Why was `mut_slice_from` renamed to `slice_from_mut`?

This really sounds wrong. Method names are normally about what you get and not on what you use them. mut_slice_from sounds much more natural than slice_from_mut because one normally explicitly wants a mutable slice and not a slice of something mutable.

there is style guide to use _mut suffix throughout the API for consistency.

I agree that the method name is misleading, but in practice I’ll use the [mut from..] syntax sugar so it doesn’t really bothers me. Anyhow, if you want to raise your concerns to the core-devs, I’ll suggest that you leave a message on the PR that introduced the change or open an issue in the rust-lang repo and ping @aturon - I think it’s more likely that you’ll get an answer from the core-devs if you do that.

For reference, this change was part of the general conventions for ownership variants.
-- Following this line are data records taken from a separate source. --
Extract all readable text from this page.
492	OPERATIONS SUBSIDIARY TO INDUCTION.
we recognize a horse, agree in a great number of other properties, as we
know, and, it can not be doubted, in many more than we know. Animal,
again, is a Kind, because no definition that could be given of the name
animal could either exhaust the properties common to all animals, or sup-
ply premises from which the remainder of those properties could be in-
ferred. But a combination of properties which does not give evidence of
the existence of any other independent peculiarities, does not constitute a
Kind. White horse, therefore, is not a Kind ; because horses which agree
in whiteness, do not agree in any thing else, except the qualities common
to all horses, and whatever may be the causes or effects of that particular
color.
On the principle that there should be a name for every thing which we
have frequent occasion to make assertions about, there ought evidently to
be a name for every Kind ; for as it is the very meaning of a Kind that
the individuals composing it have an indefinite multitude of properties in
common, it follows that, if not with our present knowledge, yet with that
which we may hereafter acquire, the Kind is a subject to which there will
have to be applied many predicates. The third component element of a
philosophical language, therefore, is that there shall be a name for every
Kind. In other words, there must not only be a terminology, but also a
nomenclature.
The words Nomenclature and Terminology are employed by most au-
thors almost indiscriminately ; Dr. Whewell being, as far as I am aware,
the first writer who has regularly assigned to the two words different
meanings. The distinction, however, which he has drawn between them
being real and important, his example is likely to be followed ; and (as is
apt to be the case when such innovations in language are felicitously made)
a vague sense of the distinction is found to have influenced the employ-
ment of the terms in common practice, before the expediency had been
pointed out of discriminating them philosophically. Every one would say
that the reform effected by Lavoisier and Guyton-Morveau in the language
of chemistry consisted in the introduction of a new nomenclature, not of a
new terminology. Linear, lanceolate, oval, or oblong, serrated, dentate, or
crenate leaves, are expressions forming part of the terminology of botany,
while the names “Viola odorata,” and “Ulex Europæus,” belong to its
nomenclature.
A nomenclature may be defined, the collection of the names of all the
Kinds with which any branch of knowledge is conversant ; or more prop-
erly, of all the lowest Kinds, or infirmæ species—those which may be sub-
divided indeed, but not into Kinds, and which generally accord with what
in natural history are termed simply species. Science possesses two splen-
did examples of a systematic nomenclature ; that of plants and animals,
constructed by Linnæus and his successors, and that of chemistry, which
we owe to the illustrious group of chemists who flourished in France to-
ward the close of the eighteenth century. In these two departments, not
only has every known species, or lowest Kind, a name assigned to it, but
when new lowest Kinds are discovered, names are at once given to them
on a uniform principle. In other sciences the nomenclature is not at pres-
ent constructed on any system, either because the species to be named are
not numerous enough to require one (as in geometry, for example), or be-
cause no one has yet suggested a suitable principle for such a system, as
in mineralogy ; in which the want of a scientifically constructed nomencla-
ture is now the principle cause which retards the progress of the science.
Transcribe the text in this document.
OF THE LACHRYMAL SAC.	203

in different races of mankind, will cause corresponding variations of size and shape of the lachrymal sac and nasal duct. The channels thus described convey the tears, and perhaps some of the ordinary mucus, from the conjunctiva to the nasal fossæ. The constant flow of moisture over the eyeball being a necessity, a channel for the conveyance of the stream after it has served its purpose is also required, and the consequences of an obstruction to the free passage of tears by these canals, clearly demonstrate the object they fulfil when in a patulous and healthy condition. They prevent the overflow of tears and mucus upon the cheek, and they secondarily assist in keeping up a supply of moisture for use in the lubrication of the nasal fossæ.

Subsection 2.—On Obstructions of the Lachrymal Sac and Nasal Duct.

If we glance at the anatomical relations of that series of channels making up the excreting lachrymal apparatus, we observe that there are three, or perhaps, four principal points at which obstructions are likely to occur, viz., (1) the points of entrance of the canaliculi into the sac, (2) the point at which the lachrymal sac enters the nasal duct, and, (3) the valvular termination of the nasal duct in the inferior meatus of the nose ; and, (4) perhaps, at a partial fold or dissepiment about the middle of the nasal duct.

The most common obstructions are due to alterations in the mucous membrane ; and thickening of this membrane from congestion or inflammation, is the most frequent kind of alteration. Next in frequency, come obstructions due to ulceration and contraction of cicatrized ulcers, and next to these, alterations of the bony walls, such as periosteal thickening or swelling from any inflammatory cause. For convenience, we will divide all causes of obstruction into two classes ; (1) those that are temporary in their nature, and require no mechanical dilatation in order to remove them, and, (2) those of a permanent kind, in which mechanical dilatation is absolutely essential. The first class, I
The general feeling was that having a simple, consistent placement for a _mut qualifier was better than trying to special-case rules (and the existing libraries had been pretty inconsistent about the placement).

Owned by default

If foo uses/produces owned data by default, use:

  • The _ref suffix (e.g. foo_ref) for the immutably borrowed variant.
  • The _mut suffix (e.g. foo_mut) for the mutably borrowed variant.

Exceptions

For mutably borrowed variants, if the mut qualifier is part of a type name (e.g. as_mut_slice), it should appear as it would appear in the type.

I interpret mut_slice_from as saying ‘take a mutable slice from …’, in the same way that as_mut_slice is ‘as a mutable slice’. This makes me think that according to these rules, it should be mut_slice_from.